NEW ORLEANS – The ACLU of Louisiana released the below statement following the release of body camera footage showing the final moments leading up to Ronald Greene’s death at the hands of Louisiana State Police. The footage was released following a plea by Greene’s family during the ACLU’s Justice Lab Town Hall event on May 3. The statement should be attributed to ACLU of Louisiana Executive Director Alanah Odoms.

“Nearly two years after Ronald Greene's death, we now know what Louisiana State Police were trying to hide: Ronald Greene was tortured to death by officers who denied him life-saving aide for more than nine minutes. What we are witnessing on this video is a brutal killing – a killing that was committed by cops but also condoned by our laws, perpetuated by white supremacy, and encouraged by a culture of impunity and violence.

Mona Hardin, Ronald Greene’s mother urges, ‘This was a premeditated taking of Ronnie’s life.’ Moreover, ‘what state police leadership have referred to as ‘awful but lawful’ is nothing more than corruption and an unjustifiable murder.’

Once again, we have proof that another unarmed Black man has been brutally killed by cops – we are deeply sympathetic to his family who have to watch this horrific video and grieve their loved one because of the actions of police officers who still have not been held accountable. The fact that Ronald Greene’s family had to wait two years after his death for this footage to be released to the public is an unacceptable miscarriage of justice that needs to be addressed now. 
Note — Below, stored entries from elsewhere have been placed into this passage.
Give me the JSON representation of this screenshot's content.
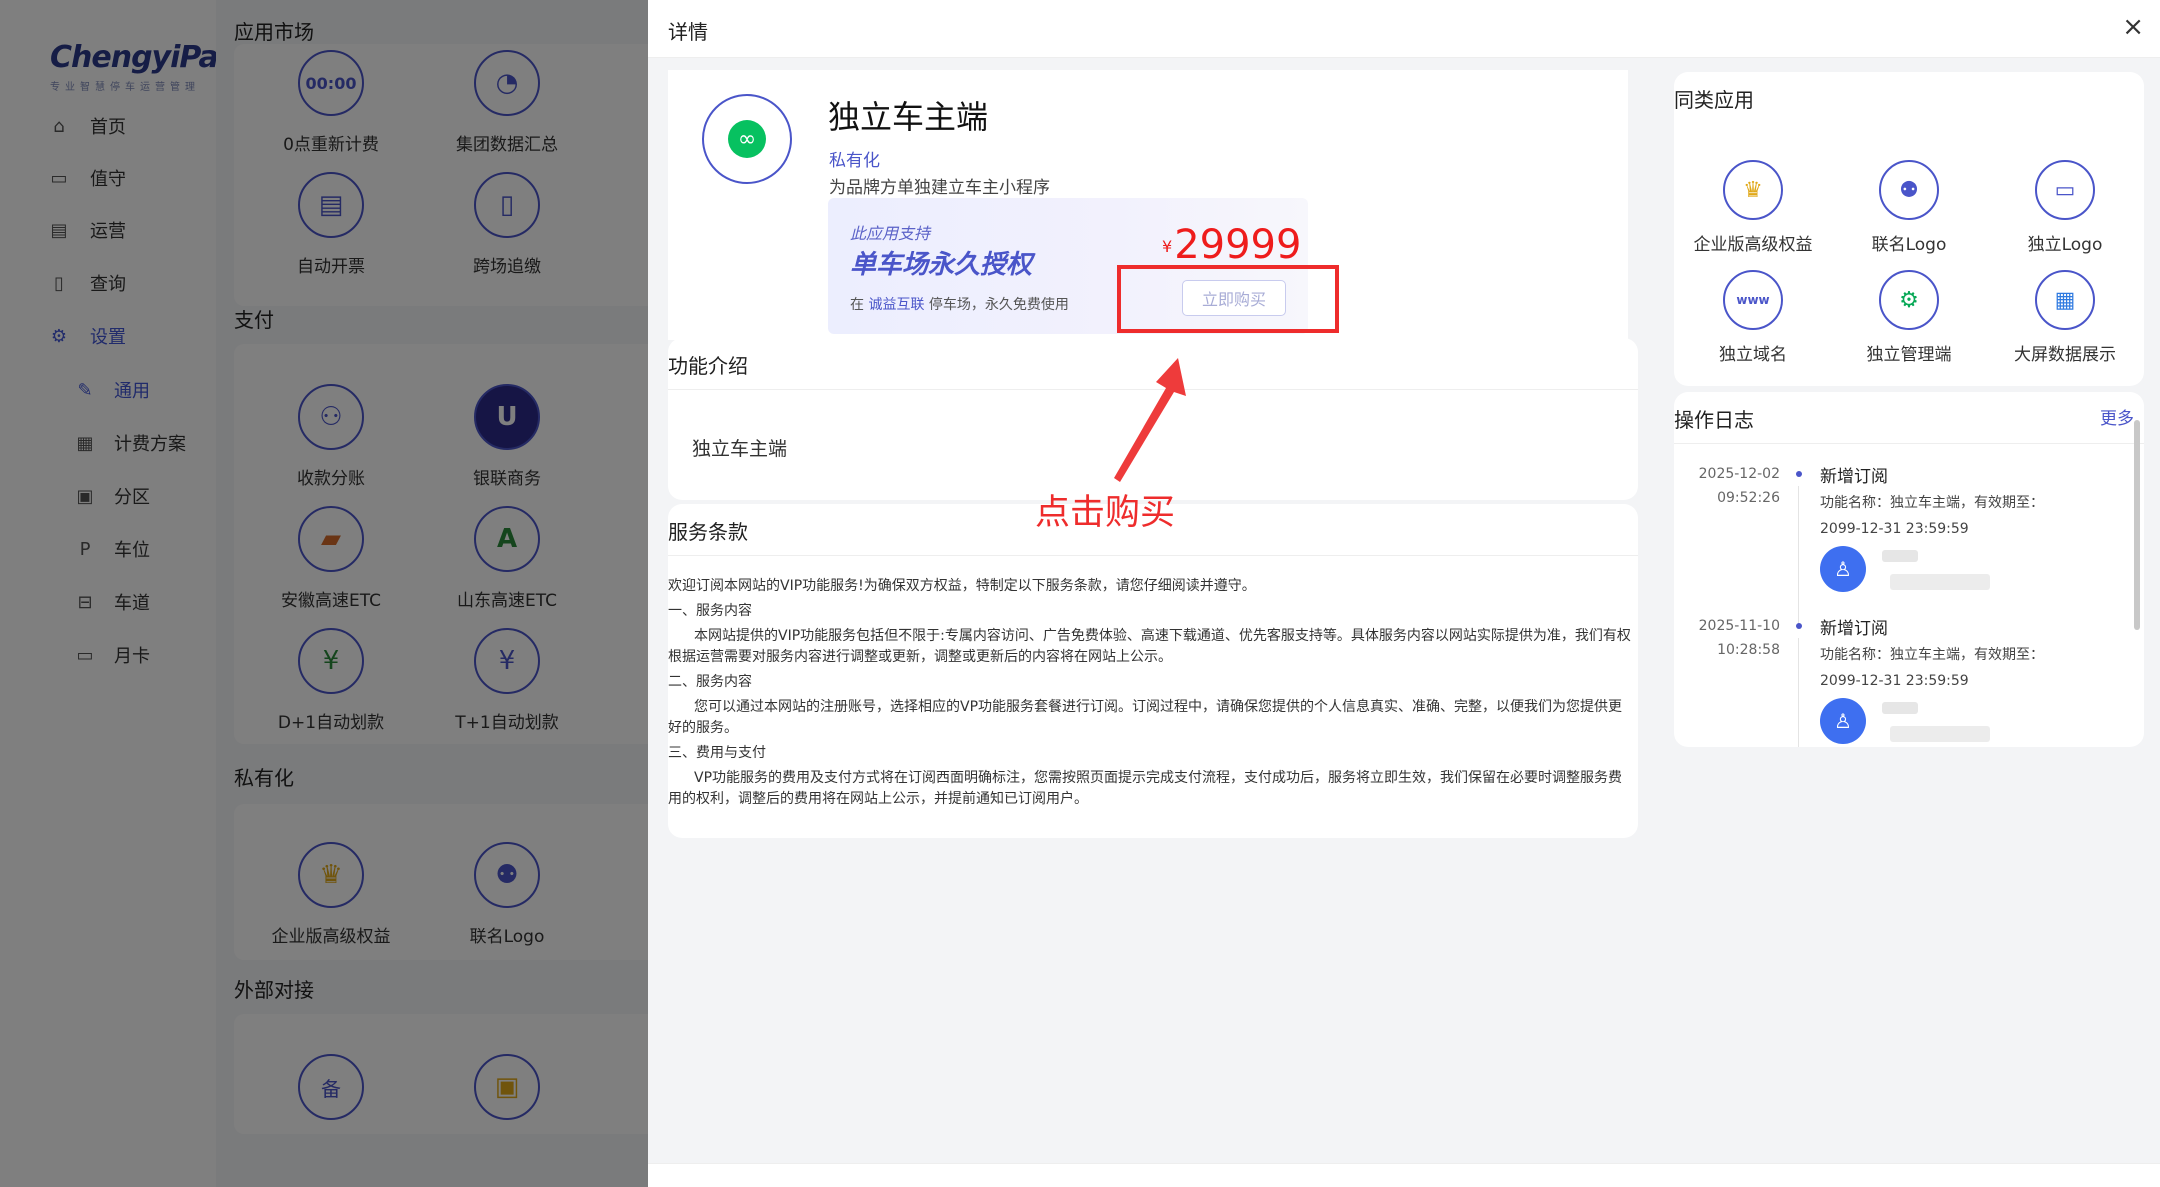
{
  "sidebar": {
    "logo": "ChengyiPark",
    "logo_sub": "专业智慧停车运营管理",
    "items": [
      {
        "label": "首页",
        "icon": "home-icon"
      },
      {
        "label": "值守",
        "icon": "monitor-icon"
      },
      {
        "label": "运营",
        "icon": "document-icon"
      },
      {
        "label": "查询",
        "icon": "search-doc-icon"
      },
      {
        "label": "设置",
        "icon": "gear-icon"
      },
      {
        "label": "通用",
        "icon": "wrench-icon"
      },
      {
        "label": "计费方案",
        "icon": "grid-icon"
      },
      {
        "label": "分区",
        "icon": "zone-icon"
      },
      {
        "label": "车位",
        "icon": "parking-icon"
      },
      {
        "label": "车道",
        "icon": "lane-icon"
      },
      {
        "label": "月卡",
        "icon": "card-icon"
      }
    ]
  },
  "market": {
    "title": "应用市场",
    "sections": [
      {
        "title": "支付"
      },
      {
        "title": "私有化"
      },
      {
        "title": "外部对接"
      }
    ],
    "apps": [
      {
        "label": "0点重新计费",
        "glyph": "00:00"
      },
      {
        "label": "集团数据汇总",
        "glyph": "◔"
      },
      {
        "label": "自动开票",
        "glyph": "▤"
      },
      {
        "label": "跨场追缴",
        "glyph": "▯"
      },
      {
        "label": "收款分账",
        "glyph": "⚇"
      },
      {
        "label": "银联商务",
        "glyph": "U"
      },
      {
        "label": "安徽高速ETC",
        "glyph": "▰"
      },
      {
        "label": "山东高速ETC",
        "glyph": "A"
      },
      {
        "label": "D+1自动划款",
        "glyph": "¥"
      },
      {
        "label": "T+1自动划款",
        "glyph": "¥"
      },
      {
        "label": "企业版高级权益",
        "glyph": "♛"
      },
      {
        "label": "联名Logo",
        "glyph": "⚉"
      },
      {
        "label": "",
        "glyph": "备"
      },
      {
        "label": "",
        "glyph": "▣"
      }
    ]
  },
  "drawer": {
    "title": "详情",
    "close": "×",
    "product": {
      "name": "独立车主端",
      "tag": "私有化",
      "desc": "为品牌方单独建立车主小程序",
      "promo_small": "此应用支持",
      "promo_big": "单车场永久授权",
      "promo_note_prefix": "在",
      "promo_note_link": "诚益互联",
      "promo_note_suffix": "停车场，永久免费使用",
      "currency": "¥",
      "price": "29999",
      "buy_label": "立即购买"
    },
    "intro": {
      "title": "功能介绍",
      "text": "独立车主端"
    },
    "terms": {
      "title": "服务条款",
      "paragraphs": [
        "欢迎订阅本网站的VIP功能服务!为确保双方权益，特制定以下服务条款，请您仔细阅读并遵守。",
        "一、服务内容",
        "本网站提供的VIP功能服务包括但不限于:专属内容访问、广告免费体验、高速下载通道、优先客服支持等。具体服务内容以网站实际提供为准，我们有权根据运营需要对服务内容进行调整或更新，调整或更新后的内容将在网站上公示。",
        "二、服务内容",
        "您可以通过本网站的注册账号，选择相应的VP功能服务套餐进行订阅。订阅过程中，请确保您提供的个人信息真实、准确、完整，以便我们为您提供更好的服务。",
        "三、费用与支付",
        "VP功能服务的费用及支付方式将在订阅西面明确标注，您需按照页面提示完成支付流程，支付成功后，服务将立即生效，我们保留在必要时调整服务费用的权利，调整后的费用将在网站上公示，并提前通知已订阅用户。"
      ]
    },
    "annotation": "点击购买",
    "similar": {
      "title": "同类应用",
      "items": [
        {
          "label": "企业版高级权益",
          "glyph": "♛"
        },
        {
          "label": "联名Logo",
          "glyph": "⚉"
        },
        {
          "label": "独立Logo",
          "glyph": "▭"
        },
        {
          "label": "独立域名",
          "glyph": "www"
        },
        {
          "label": "独立管理端",
          "glyph": "⚙"
        },
        {
          "label": "大屏数据展示",
          "glyph": "▦"
        }
      ]
    },
    "oplog": {
      "title": "操作日志",
      "more": "更多",
      "entries": [
        {
          "date": "2025-12-02",
          "time": "09:52:26",
          "title": "新增订阅",
          "detail1": "功能名称：独立车主端，有效期至：",
          "detail2": "2099-12-31 23:59:59"
        },
        {
          "date": "2025-11-10",
          "time": "10:28:58",
          "title": "新增订阅",
          "detail1": "功能名称：独立车主端，有效期至：",
          "detail2": "2099-12-31 23:59:59"
        }
      ]
    }
  },
  "colors": {
    "accent": "#4a55c9",
    "price": "#ee1c1c",
    "annotation": "#ee2c2c",
    "avatar": "#3e6ff0"
  }
}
Louisiana State Police, despite having a long history of excessive force and civil rights violations, are often charged with investigating allegations of excessive force and misconduct by local police departments.

These interactions are not new. The systemic targeting of and use of excessive force against people of color is woven into the fabric of our law enforcement institutions and stems from the legacy of slavery and Jim Crow in this country. Nothing will change about policing until everything changes about policing. Not only must the officers responsible for this atrocity be held accountable, but our entire system of policing also needs to be reimagined. A system that produces such extreme levels of violence and brutality cannot be reformed – it must be dismantled and rebuilt from the ground up.

There is no alternate path toward justice.”